3.1.Het hof gaat uit van de volgende feiten.
a. [appellant 1] en [appellant 2] zijn in gemeenschap van goederen gehuwd.
Bij vonnis van 8 november 2022 is [appellant 1] op eigen aangifte in staat van faillissement verklaard, met benoeming van mr. H.H. de Kroon tot rechter-commissaris en mr. R.G.B. Hermsen tot curator, later opgevolgd door mr. Schraven (hierna: de curator) (productie 1 bij het omzettingsverzoek).
[appellant 2] heeft geen verzoek gedaan om haar ook in staat van faillissement te verklaren.
Op 14 november 2022 is [appellant 1] in loondienst getreden (36 uur per week). Deze baan heeft hij tot op de dag van vandaag. [appellant 2] had al een baan in loondienst. Zij werkt op dit moment 24 uur per week.

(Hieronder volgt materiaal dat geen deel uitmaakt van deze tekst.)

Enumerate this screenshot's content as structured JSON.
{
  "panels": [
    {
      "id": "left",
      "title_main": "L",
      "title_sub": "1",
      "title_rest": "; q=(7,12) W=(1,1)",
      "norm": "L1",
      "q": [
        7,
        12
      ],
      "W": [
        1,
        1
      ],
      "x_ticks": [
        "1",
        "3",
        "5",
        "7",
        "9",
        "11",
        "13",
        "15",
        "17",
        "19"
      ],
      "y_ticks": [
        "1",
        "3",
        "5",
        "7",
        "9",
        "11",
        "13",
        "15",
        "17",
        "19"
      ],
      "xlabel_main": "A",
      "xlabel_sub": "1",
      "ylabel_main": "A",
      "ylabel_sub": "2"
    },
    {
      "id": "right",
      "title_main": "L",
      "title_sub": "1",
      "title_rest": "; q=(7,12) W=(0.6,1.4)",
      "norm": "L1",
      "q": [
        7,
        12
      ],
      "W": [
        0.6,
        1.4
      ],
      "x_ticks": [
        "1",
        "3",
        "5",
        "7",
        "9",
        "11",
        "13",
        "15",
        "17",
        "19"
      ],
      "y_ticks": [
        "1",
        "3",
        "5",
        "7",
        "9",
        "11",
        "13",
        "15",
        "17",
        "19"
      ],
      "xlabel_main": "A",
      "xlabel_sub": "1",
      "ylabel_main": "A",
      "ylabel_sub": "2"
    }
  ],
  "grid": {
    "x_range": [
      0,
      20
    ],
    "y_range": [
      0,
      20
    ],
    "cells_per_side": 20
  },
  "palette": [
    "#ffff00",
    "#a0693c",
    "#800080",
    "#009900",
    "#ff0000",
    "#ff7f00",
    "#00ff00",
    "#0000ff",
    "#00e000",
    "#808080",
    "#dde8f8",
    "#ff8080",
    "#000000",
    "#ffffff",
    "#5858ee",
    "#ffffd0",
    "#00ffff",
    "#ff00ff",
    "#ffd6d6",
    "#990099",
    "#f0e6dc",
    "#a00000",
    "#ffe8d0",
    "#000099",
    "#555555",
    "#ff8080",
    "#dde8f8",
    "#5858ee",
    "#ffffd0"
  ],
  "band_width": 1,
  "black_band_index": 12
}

De curator heeft het VTLB van [appellant 1] en [appellant 2] in november 2022 vastgesteld en op 29 november 2022 is de eerste aflossing verricht in het faillissement van [appellant 1] . Sinds die tijd is er afgedragen (productie 3 bij beroepschrift). Het boedelsaldo bedroeg op 4 juni 2024 € 75.668,02 en is nadien nog toegenomen.
Tijdens het faillissement is onderzocht of een faillissementsakkoord haalbaar is, maar na onderzoek is gebleken dat een akkoord ex artikel 138 Fw niet haalbaar was. [appellanten] zijn er namelijk niet in geslaagd een derde bereid te vinden die de resterende afdrachtcapaciteit als akkoordsom wenst te verstrekken aan [appellanten] ten behoeve van het faillissementsakkoord.
In het aanvangsverslag van de WSNP-Bewindvoerder van 19 maart 2025 staat een opsomming van de schulden: € 168.293,- aan preferente en € 652.637,14 aan concurrente schulden.
Bij verzoekschrift van 23 december 2024, ingekomen bij de rechtbank op 24 december 2024, hebben [appellanten] op grond van artikel 15b Fw de rechtbank verzocht het faillissement van [appellant 1] op te heffen onder het gelijktijdig uitspreken van de toepassing van de schuldsaneringsregeling en [appellant 2] mee te nemen in dit omzettingsverzoek (productie 2 bij beroepschrift).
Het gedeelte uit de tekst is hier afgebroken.